Here are the couple of other things I wanted to point out. Here are the numbers and percentages of Americans identifying of English ancestry from 1980-2010 based on the Census and American Community Survey:
1980 49,598,035 26.3%
1990 32,651,788 13.1%
2000 24,515,138 8.7%
2010 25,927,345 8.4%
I would expect some decline in the percentage, but the decline of 24 million in absolute numbers cannot be explained by demographic changes. Part of what’s happening is that most English ancestry is from colonial times and it’s not very salient. Many of these people end up identifying as of American ethnicity or with another ancestry where they have a more recent ancestor, even if it only makes up a small portion of their ancestry. This is an example of why I don’t think this information will really be useful. Another point- I don’t have a cite offhand, but I’ve read that Irish ancestry tends to get overstated.
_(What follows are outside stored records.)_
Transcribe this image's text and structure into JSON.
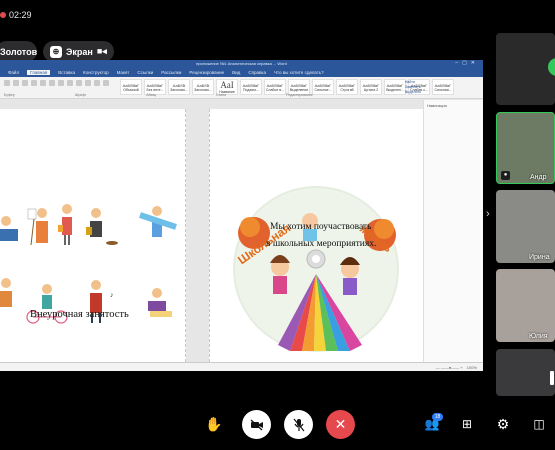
{
  "timer": {
    "time": "02:29",
    "dot_color": "#e24b4b"
  },
  "top_bar": {
    "user_pill": "Золотов",
    "screen_pill": "Экран"
  },
  "word": {
    "title": "приложение №1 Аналитическая справка ... Word",
    "tabs": [
      "Файл",
      "Главная",
      "Вставка",
      "Конструктор",
      "Макет",
      "Ссылки",
      "Рассылки",
      "Рецензирование",
      "Вид",
      "Справка",
      "Что вы хотите сделать?"
    ],
    "styles": [
      {
        "sample": "АаБбВвГ",
        "name": "Обычный"
      },
      {
        "sample": "АаБбВвГ",
        "name": "Без инте..."
      },
      {
        "sample": "АаБбВ",
        "name": "Заголово..."
      },
      {
        "sample": "АаБбВ",
        "name": "Заголово..."
      },
      {
        "sample": "АаІ",
        "name": "Название"
      },
      {
        "sample": "АаБбВвГ",
        "name": "Подзаго..."
      },
      {
        "sample": "АаБбВвГ",
        "name": "Слабое в..."
      },
      {
        "sample": "АаБбВвГ",
        "name": "Выделение"
      },
      {
        "sample": "АаБбВвГ",
        "name": "Сильное..."
      },
      {
        "sample": "АаБбВвГ",
        "name": "Строгий"
      },
      {
        "sample": "АаБбВвГ",
        "name": "Цитата 2"
      },
      {
        "sample": "АаБбВвГ",
        "name": "Выделен..."
      },
      {
        "sample": "АаБбВвГ",
        "name": "Слабая с..."
      },
      {
        "sample": "АаБбВвГ",
        "name": "Сильная..."
      }
    ],
    "ribbon_right": [
      "Найти",
      "Заменить",
      "Выделить"
    ],
    "ribbon_groups": [
      "Буфер",
      "Шрифт",
      "Абзац",
      "Стили",
      "Редактирование"
    ],
    "pane_title": "Навигация",
    "left_page_text": "Внеурочная занятость",
    "right_page_line1": "Мы хотим поучаствовать",
    "right_page_line2": "в школьных мероприятиях.",
    "disc_title_1": "Школьная",
    "disc_title_2": "жизнь",
    "zoom": "100%"
  },
  "participants": [
    {
      "name": ""
    },
    {
      "name": "Андр"
    },
    {
      "name": "Ирина"
    },
    {
      "name": "Юлия"
    },
    {
      "name": ""
    }
  ],
  "controls": {
    "participants_count": "18"
  }
}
The other thing I wanted to bring up is ethnic attrition among people of Hispanic ancestry. According to the Pew Hispanic Center, about 2% of the total U.S. population is of partial Hispanic, Latino, or Spanish ancestry but does not identify as Hispanic. Hispanics have a high intermarriage rate and, by the third generation, a solid majority of descendants of Hispanic immigrants have non-Hispanic ancestry as well. Only 35% of married third-generation Hispanics have a Hispanic spouse, compared to 63% of the second generation and 93% of Hispanic immigrants.
To tie this all together, let me use myself as an example. Three of my grandparents were born in the United States and nearly all of their ancestry goes back to colonial times. Based on genealogy research, as best I can tell, a solid majority (but not all) of that appears to be of English origin. My other grandparent is a Spanish-speaking immigrant from Central America. Like most Central Americans, that grandparent is of European and Native American ancestry.
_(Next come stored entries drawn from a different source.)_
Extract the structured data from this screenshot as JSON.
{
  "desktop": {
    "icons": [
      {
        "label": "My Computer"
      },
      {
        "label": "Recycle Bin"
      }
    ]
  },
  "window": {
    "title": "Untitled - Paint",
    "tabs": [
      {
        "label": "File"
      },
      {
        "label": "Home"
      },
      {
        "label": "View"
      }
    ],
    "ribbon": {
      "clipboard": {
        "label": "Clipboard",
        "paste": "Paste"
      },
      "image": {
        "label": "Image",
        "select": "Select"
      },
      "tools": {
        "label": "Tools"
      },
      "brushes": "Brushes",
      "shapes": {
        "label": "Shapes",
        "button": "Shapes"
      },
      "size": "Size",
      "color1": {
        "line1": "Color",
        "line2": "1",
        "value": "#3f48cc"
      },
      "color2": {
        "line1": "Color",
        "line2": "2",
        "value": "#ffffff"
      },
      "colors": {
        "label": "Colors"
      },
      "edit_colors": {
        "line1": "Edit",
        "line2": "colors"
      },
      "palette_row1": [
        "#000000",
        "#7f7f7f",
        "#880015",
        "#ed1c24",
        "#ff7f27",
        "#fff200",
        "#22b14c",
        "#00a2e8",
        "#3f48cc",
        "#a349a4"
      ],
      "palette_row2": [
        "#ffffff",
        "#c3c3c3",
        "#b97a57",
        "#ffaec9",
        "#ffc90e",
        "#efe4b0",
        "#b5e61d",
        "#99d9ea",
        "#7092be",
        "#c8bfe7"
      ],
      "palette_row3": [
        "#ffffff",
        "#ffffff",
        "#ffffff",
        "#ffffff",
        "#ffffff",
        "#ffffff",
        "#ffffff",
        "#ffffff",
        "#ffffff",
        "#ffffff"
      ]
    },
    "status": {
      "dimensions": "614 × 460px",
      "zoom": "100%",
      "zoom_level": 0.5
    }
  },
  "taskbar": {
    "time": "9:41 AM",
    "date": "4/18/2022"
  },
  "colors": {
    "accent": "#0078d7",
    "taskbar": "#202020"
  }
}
In the 2010 census, I checked yes for Hispanic and indicated which country and then white for race. Confronted with the 2020 census, I would do the same and indicate English as origin underneath the race response.
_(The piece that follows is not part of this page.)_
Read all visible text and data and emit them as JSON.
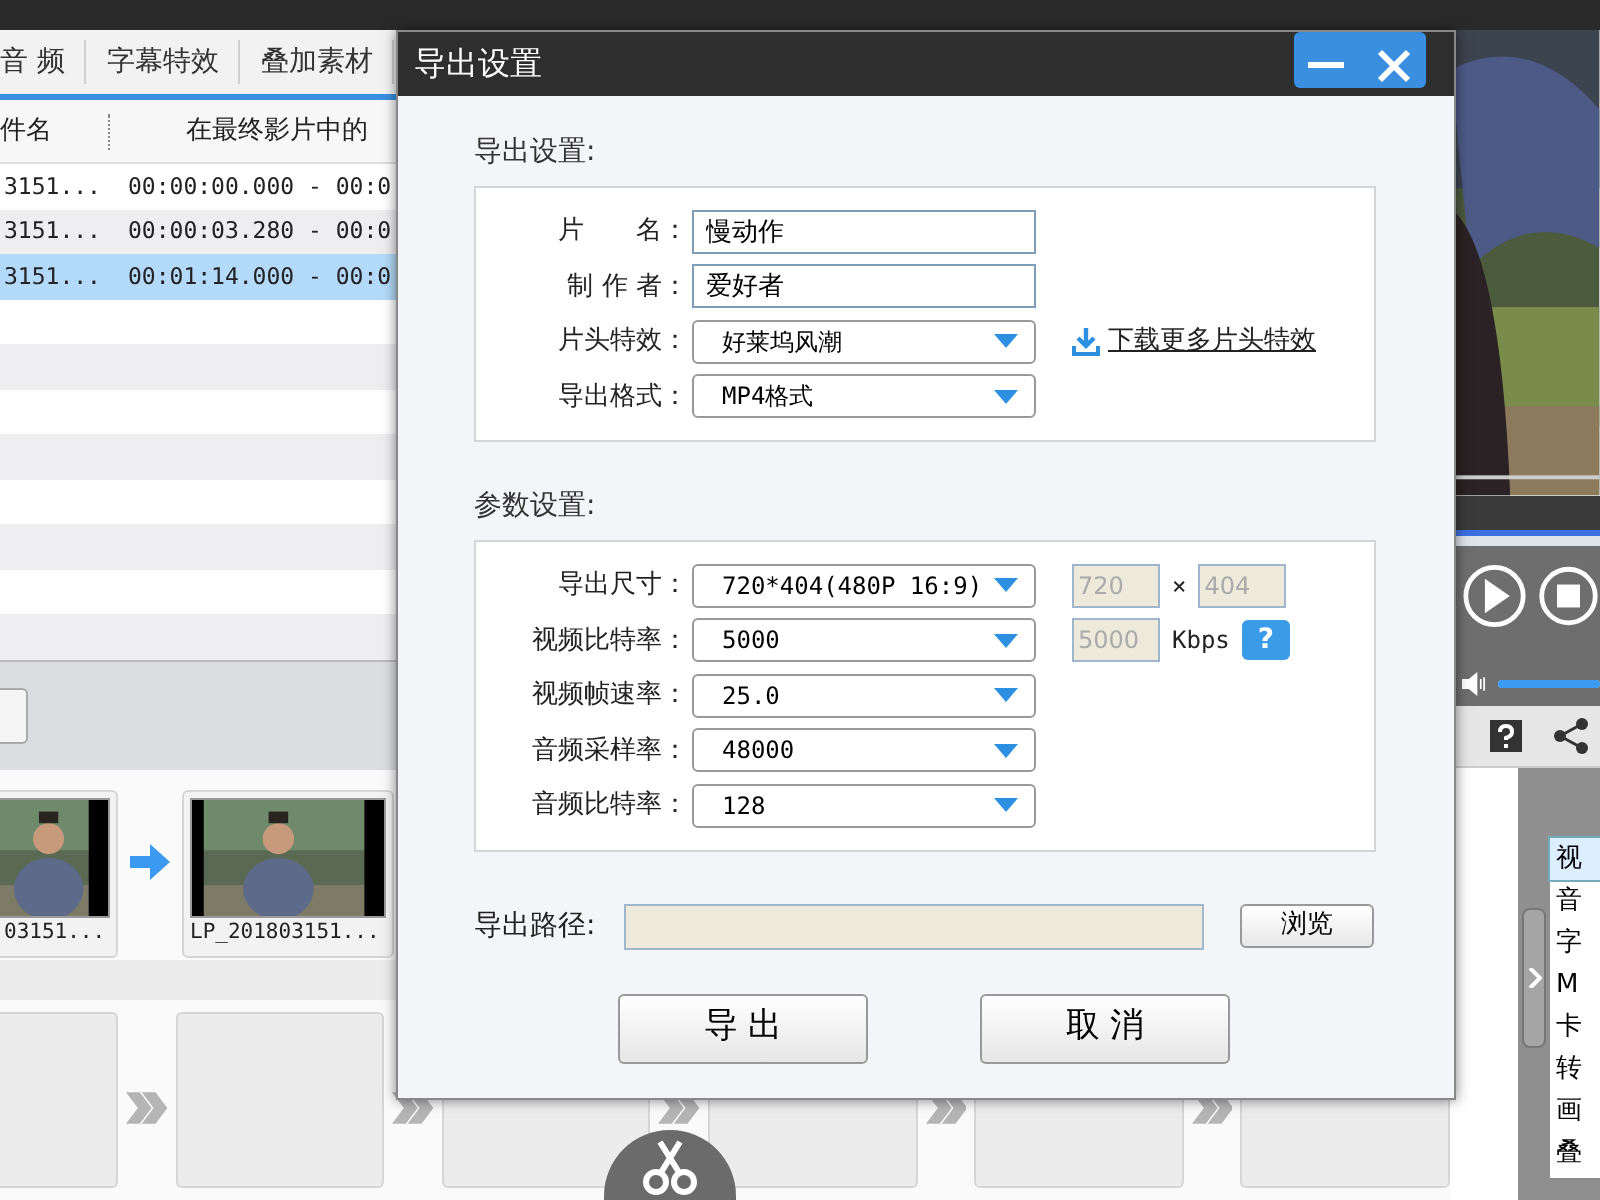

A little bit of anecdata- In 2010, I was a census taker and I got a few interesting responses. About half of Hispanic respondents would try to give a Hispanic origin as a race. We were are instructed to repeat the instruction that Hispanic origins are not races. If they insisted after that, we were told to check “some other race” and write in their response. Some people just couldn’t get the distinction we were trying to make. One other response that comes to mind were the people who made me write in “Arab-American” even though they had a sheet of definitions that said that counted as white. i just did it and my understanding is that would be re-coded as white when they tabulated the data.